In fact the PGA Tour itself confirmed afterwards that Reed did everything by the book, but the incident gave more ammunition to critics of a player with a chequered past on tour.
Reed’s actions and the PGA Tour position of seeing nothing wrong brings into question why the game of honour and integrity continues with its virtue signalling, its hushed reverence for itself. Virtue signalling is the action or practice of publicly expressing opinion or sentiments intended to demonstrate one’s good character or the moral correctness of one’s position on a particular issue.
When golf finds that the shop window end of the sport on the professional tour is behaving less well than the average club player it’s time to call it out, even if it is ranked 11th in the world. Because in golf perceptions are everything.
Rory McIlroy also declared his ball had plugged in the third round after it bounced and he was given a free drop. It later transpired someone had accidentally stepped on the ball while they were looking for it.
In defence of his own position Reed indulged in whataboutery and drew a parallel with what he did and the McIlroy incident. McIlroy declared to nobody in particular that his ball was plugged and shouted to Rory Sabatini “is it a club length, Rory, or nearest point?” Sabbatini replies “club length” and walks on disinterested.
What Reed didn’t do was mention McIlroy’s record with the rules compared to his own. At last year’s PGA at Harding Park, McIlroy insisted on giving himself a worse lie upon replacing his ball after someone had stepped on it. “To just try to be fair to the field and the tournament in general,” he explained.
That compares to Reed’s sweeping of sand and improperly improving his lie during practice shots in a bunker at the 2019 World Challenge that was widely slammed.
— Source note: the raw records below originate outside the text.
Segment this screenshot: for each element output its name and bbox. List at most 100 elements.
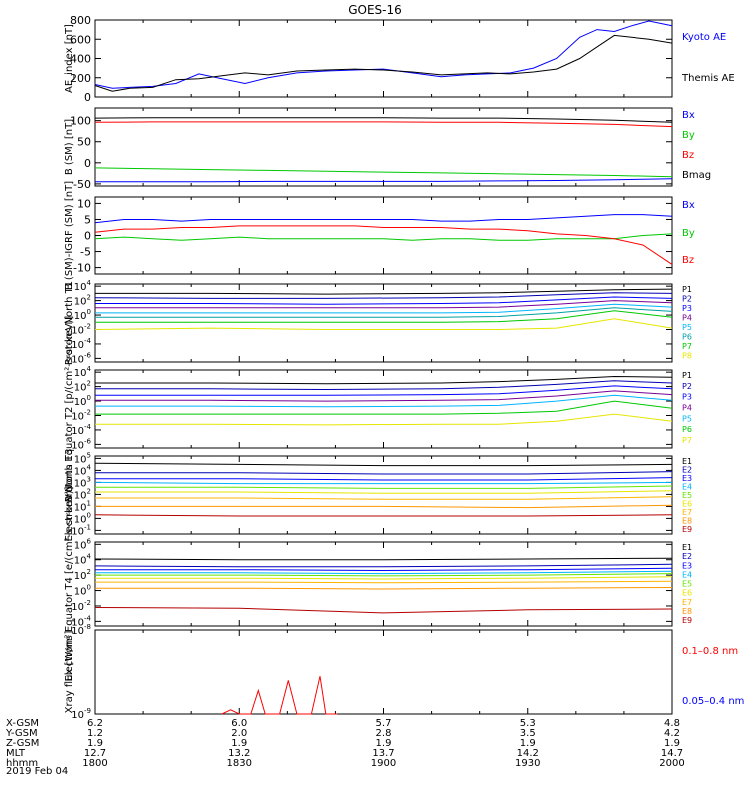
series-line-p2 (95, 380, 673, 391)
y-tick-exponent: -2 (84, 409, 91, 417)
orbit-value: 6.0 (231, 718, 247, 729)
orbit-value: 2.8 (376, 728, 392, 739)
orbit-value: 13.2 (228, 748, 250, 759)
y-tick-label: 0 (84, 91, 91, 104)
y-tick-label: 0 (84, 157, 91, 170)
y-tick-label: 10-2 (71, 599, 91, 613)
orbit-value: 12.7 (84, 748, 106, 759)
orbit-value: 14.2 (517, 748, 539, 759)
legend-label: P1 (682, 285, 692, 294)
y-tick-exponent: 3 (87, 475, 91, 483)
orbit-value: 1900 (371, 758, 396, 769)
y-tick-label: 50 (77, 136, 91, 149)
y-tick-base: 10 (71, 617, 84, 628)
legend-label: E8 (682, 607, 692, 616)
panel-frame (94, 19, 673, 98)
series-line-e4 (95, 570, 673, 575)
legend-label: P8 (682, 352, 692, 361)
y-tick-base: 10 (74, 478, 87, 489)
series-line-e6 (95, 490, 673, 494)
legend-label: E5 (682, 491, 692, 500)
orbit-value: 1.9 (231, 738, 247, 749)
series-line-p6 (95, 307, 673, 318)
y-tick-exponent: -4 (84, 423, 92, 431)
legend-label: Themis AE (681, 73, 735, 84)
legend-label: E9 (682, 616, 692, 625)
series-line-0-1-0-8-nm (221, 676, 338, 715)
y-tick-base: 10 (74, 490, 87, 501)
legend-label: Bz (682, 255, 694, 266)
legend-label: P3 (682, 304, 692, 313)
legend-label: 0.1–0.8 nm (682, 646, 738, 657)
y-tick-base: 10 (74, 311, 87, 322)
series-line-by (94, 233, 673, 241)
series-line-bz (94, 121, 673, 128)
legend-label: P5 (682, 414, 692, 423)
orbit-value: 1830 (227, 758, 252, 769)
series-line-p2 (94, 292, 673, 299)
y-tick-label: 100 (74, 308, 91, 322)
y-tick-label: 104 (74, 553, 92, 567)
y-axis-label: B (SM) [nT] (64, 119, 75, 175)
series-line-e2 (94, 563, 673, 568)
legend-label: P6 (682, 333, 692, 342)
series-line-e8 (95, 504, 673, 509)
y-tick-exponent: -4 (84, 337, 92, 345)
y-tick-label: 0 (84, 230, 91, 243)
legend-label: By (682, 130, 695, 141)
y-tick-label: 10-2 (71, 323, 91, 337)
y-tick-label: 800 (70, 14, 91, 27)
y-tick-label: 5 (84, 213, 91, 226)
legend-label: P4 (682, 314, 692, 323)
series-line-bx (95, 178, 673, 183)
y-tick-exponent: -6 (84, 437, 92, 445)
orbit-value: 5.3 (520, 718, 536, 729)
legend-label: E2 (682, 552, 692, 561)
legend-label: Bx (682, 200, 695, 211)
legend-label: E4 (682, 482, 692, 491)
series-line-p3 (95, 385, 673, 396)
y-tick-exponent: 0 (87, 308, 91, 316)
y-tick-base: 10 (71, 526, 84, 537)
legend-label: E1 (682, 543, 692, 552)
series-line-p1 (95, 288, 673, 295)
y-tick-exponent: -1 (84, 523, 91, 531)
orbit-value: 1.9 (87, 738, 103, 749)
y-tick-base: 10 (71, 710, 84, 721)
legend-label: P7 (682, 342, 692, 351)
y-axis-label: Protons North T1 (64, 281, 75, 365)
y-tick-base: 10 (71, 412, 84, 423)
series-line-p7 (95, 310, 673, 323)
y-tick-label: 104 (74, 463, 92, 477)
series-line-e9 (94, 607, 673, 614)
series-line-p6 (95, 400, 673, 415)
y-tick-base: 10 (74, 571, 87, 582)
y-tick-label: 100 (74, 394, 91, 408)
y-tick-exponent: -9 (84, 707, 91, 715)
y-tick-base: 10 (71, 426, 84, 437)
y-tick-base: 10 (71, 626, 84, 637)
series-line-p7 (95, 413, 673, 426)
series-line-e7 (95, 580, 673, 584)
y-tick-label: 100 (74, 511, 91, 525)
legend-label: E2 (682, 465, 692, 474)
y-tick-base: 10 (71, 602, 84, 613)
panel-frame (94, 629, 673, 715)
y-tick-label: -10 (73, 262, 91, 275)
legend-label: P3 (682, 393, 692, 402)
orbit-value: 3.5 (520, 728, 536, 739)
y-tick-label: 10-2 (71, 409, 91, 423)
y-tick-label: 10-4 (71, 423, 91, 437)
y-tick-base: 10 (74, 514, 87, 525)
series-line-e3 (95, 567, 673, 572)
y-tick-label: 10 (77, 197, 91, 210)
series-line-by (94, 167, 673, 178)
legend-label: E3 (682, 474, 692, 483)
orbit-row-label: MLT (6, 748, 26, 759)
y-tick-label: 101 (74, 499, 91, 513)
y-tick-exponent: 2 (87, 568, 91, 576)
y-axis-label: Electrons North T3 (64, 448, 75, 541)
legend-label: P5 (682, 323, 692, 332)
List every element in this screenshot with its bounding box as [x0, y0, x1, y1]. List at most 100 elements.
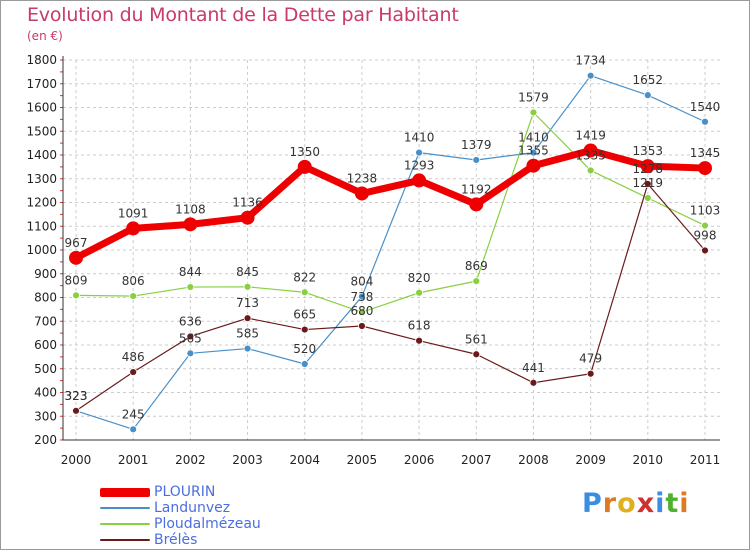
data-label: 565 [179, 331, 202, 345]
logo-letter: i [655, 488, 666, 519]
data-label: 806 [122, 274, 145, 288]
data-point [300, 288, 309, 297]
legend-item: PLOURIN [100, 484, 215, 500]
data-label: 1355 [518, 144, 549, 158]
data-label: 323 [65, 389, 88, 403]
data-label: 1103 [690, 204, 721, 218]
y-tick-label: 1300 [26, 172, 57, 186]
data-point [472, 277, 481, 286]
y-tick-label: 900 [34, 267, 57, 281]
logo-letter: x [636, 488, 656, 519]
data-point [129, 292, 138, 300]
data-point [183, 217, 198, 232]
y-tick-label: 1000 [26, 243, 57, 257]
legend-label: Ploudalmézeau [154, 516, 261, 532]
data-label: 845 [236, 265, 259, 279]
data-point [643, 194, 652, 202]
data-point [415, 148, 423, 157]
data-point [358, 292, 366, 301]
data-label: 822 [293, 270, 316, 284]
legend-label: Brélès [154, 532, 198, 548]
data-point [469, 197, 484, 212]
series-line-landunvez [75, 75, 706, 430]
data-label: 1419 [575, 128, 606, 142]
y-tick-label: 200 [34, 433, 57, 447]
data-label: 1219 [633, 176, 664, 190]
x-tick-label: 2006 [404, 453, 435, 467]
x-tick-label: 2009 [575, 453, 606, 467]
data-point [412, 173, 427, 188]
y-tick-label: 1100 [26, 219, 57, 233]
data-point [529, 148, 538, 157]
y-tick-label: 1500 [26, 124, 57, 138]
data-point [243, 344, 252, 353]
data-point [529, 378, 538, 387]
data-point [126, 221, 141, 236]
data-point [186, 349, 195, 358]
data-label: 1278 [633, 162, 664, 176]
data-point [358, 322, 366, 330]
data-label: 479 [579, 352, 602, 366]
data-point [354, 186, 369, 201]
x-tick-label: 2001 [118, 453, 149, 467]
proxiti-logo: Proxiti [582, 488, 690, 519]
x-tick-label: 2011 [690, 453, 721, 467]
x-tick-label: 2003 [232, 453, 263, 467]
logo-letter: i [679, 488, 690, 519]
data-label: 713 [236, 296, 259, 310]
legend-label: Landunvez [154, 500, 231, 516]
data-point [186, 332, 195, 341]
data-point [129, 368, 138, 376]
logo-letter: P [582, 488, 603, 519]
x-tick-label: 2008 [518, 453, 549, 467]
y-tick-label: 1800 [26, 53, 57, 67]
y-tick-label: 600 [34, 338, 57, 352]
data-point [701, 246, 709, 255]
y-tick-label: 1200 [26, 196, 57, 210]
data-label: 1410 [518, 131, 549, 145]
data-label: 1652 [633, 73, 664, 87]
data-label: 680 [350, 304, 373, 318]
data-point [586, 166, 595, 175]
data-label: 1192 [461, 182, 492, 196]
data-point [72, 406, 80, 415]
data-label: 1379 [461, 138, 492, 152]
data-point [643, 180, 652, 188]
data-point [300, 325, 309, 334]
data-label: 636 [179, 314, 202, 328]
y-tick-label: 800 [34, 291, 57, 305]
data-label: 618 [408, 319, 431, 333]
data-point [69, 250, 83, 265]
data-point [240, 210, 255, 225]
legend-item: Landunvez [100, 500, 230, 516]
data-point [297, 159, 312, 174]
y-tick-label: 300 [34, 409, 57, 423]
data-label: 1335 [575, 148, 606, 162]
data-point [472, 350, 481, 359]
logo-letter: t [665, 488, 680, 519]
chart-subtitle: (en €) [27, 29, 63, 43]
data-label: 1136 [232, 196, 263, 210]
data-label: 1345 [690, 146, 721, 160]
data-point [472, 156, 481, 164]
data-point [300, 360, 309, 368]
data-point [129, 425, 138, 434]
data-label: 738 [350, 290, 373, 304]
x-tick-label: 2004 [289, 453, 320, 467]
data-point [586, 71, 595, 80]
data-point [358, 308, 366, 317]
data-label: 441 [522, 361, 545, 375]
data-label: 820 [408, 271, 431, 285]
data-point [586, 369, 595, 378]
legend-item: Brélès [100, 532, 197, 548]
data-label: 1108 [175, 202, 206, 216]
x-tick-label: 2005 [347, 453, 378, 467]
data-label: 585 [236, 327, 259, 341]
data-label: 1410 [404, 131, 435, 145]
data-label: 804 [350, 275, 373, 289]
series-line-brélès [75, 183, 706, 412]
data-label: 1350 [289, 145, 320, 159]
data-point [72, 291, 80, 300]
data-point [640, 159, 655, 174]
data-point [243, 314, 252, 323]
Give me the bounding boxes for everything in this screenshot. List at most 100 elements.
He was penalised two strokes for the incident.
In a game governed by rules, behaviour is the glue that keeps it together. The dilemma for the officials of the PGA Tour is to call out a player who has a problematic history with the rules or let it slide.
They let it slide. It’s a reminder that when they speak of the greatness of the game as they often do, the imperative is to reinforce integrity, not undermine it.